Abbasi et al. (2004) also mentioned that symplocomoside, symponoside, symplososide, symploveroside, benzoylsalireposide and salireposide have phosphodiesterase and thymidine phosphorylase-inhibiting activities. Ahmad et al. (2006) investigated butyrylcholinesterase inhibitory activity of symcososide isolated from bark of Symplocos racemosa.

CONCLUSION

The scientific research on Symplocos racemosa suggests a huge biological potential of this plant. It is strongly believed that detailed information as presented in this review on the phytochemical and various biological properties of the extracts might provide detailed evidence for the use of this plant in various indications.

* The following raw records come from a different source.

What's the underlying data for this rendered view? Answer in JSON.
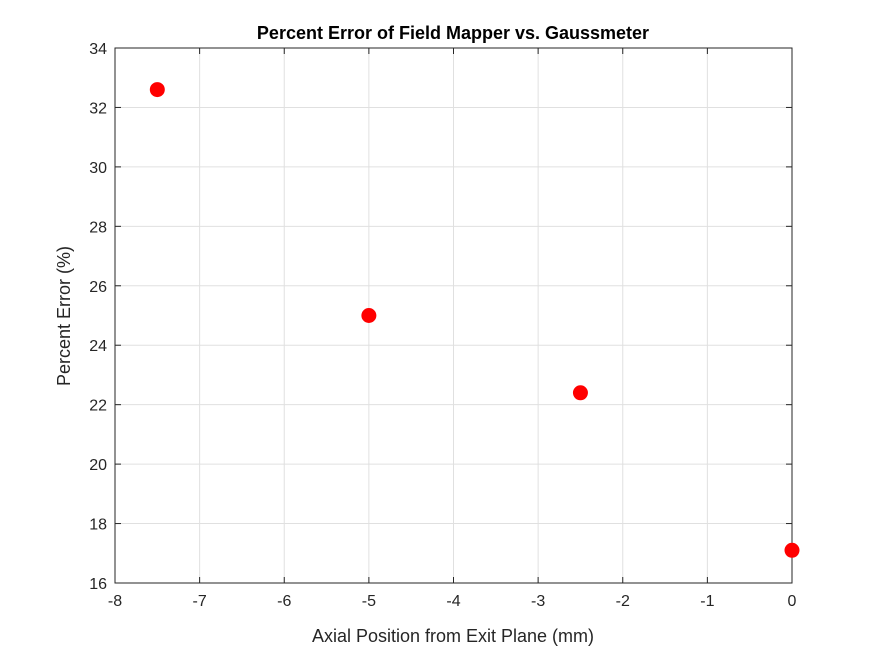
{
  "chart_data": {
    "type": "scatter",
    "title": "Percent Error of Field Mapper vs. Gaussmeter",
    "xlabel": "Axial Position from Exit Plane (mm)",
    "ylabel": "Percent Error (%)",
    "xlim": [
      -8,
      0
    ],
    "ylim": [
      16,
      34
    ],
    "xticks": [
      -8,
      -7,
      -6,
      -5,
      -4,
      -3,
      -2,
      -1,
      0
    ],
    "yticks": [
      16,
      18,
      20,
      22,
      24,
      26,
      28,
      30,
      32,
      34
    ],
    "xtick_labels": [
      "-8",
      "-7",
      "-6",
      "-5",
      "-4",
      "-3",
      "-2",
      "-1",
      "0"
    ],
    "ytick_labels": [
      "16",
      "18",
      "20",
      "22",
      "24",
      "26",
      "28",
      "30",
      "32",
      "34"
    ],
    "grid": true,
    "series": [
      {
        "color": "#ff0000",
        "marker": "filled-circle",
        "x": [
          -7.5,
          -5,
          -2.5,
          0
        ],
        "y": [
          32.6,
          25.0,
          22.4,
          17.1
        ]
      }
    ]
  }
}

The phytochemical variations and efficacy of the medicinal values of Symplocos racemosa is dependent on geographical locations and seasons. A detailed and systematic study is required for identification, cataloguing and documentation of plants which may provide a meaningful way for promoting traditional knowledge of the medicinal herbal plant. Also clinical study on each pharmacological activity is needed to have efficacy and safety data. There is need of further research to provide scientific base for possible role of this plant to treat diseases such as HIV, diabetes, arthritis and skin disease.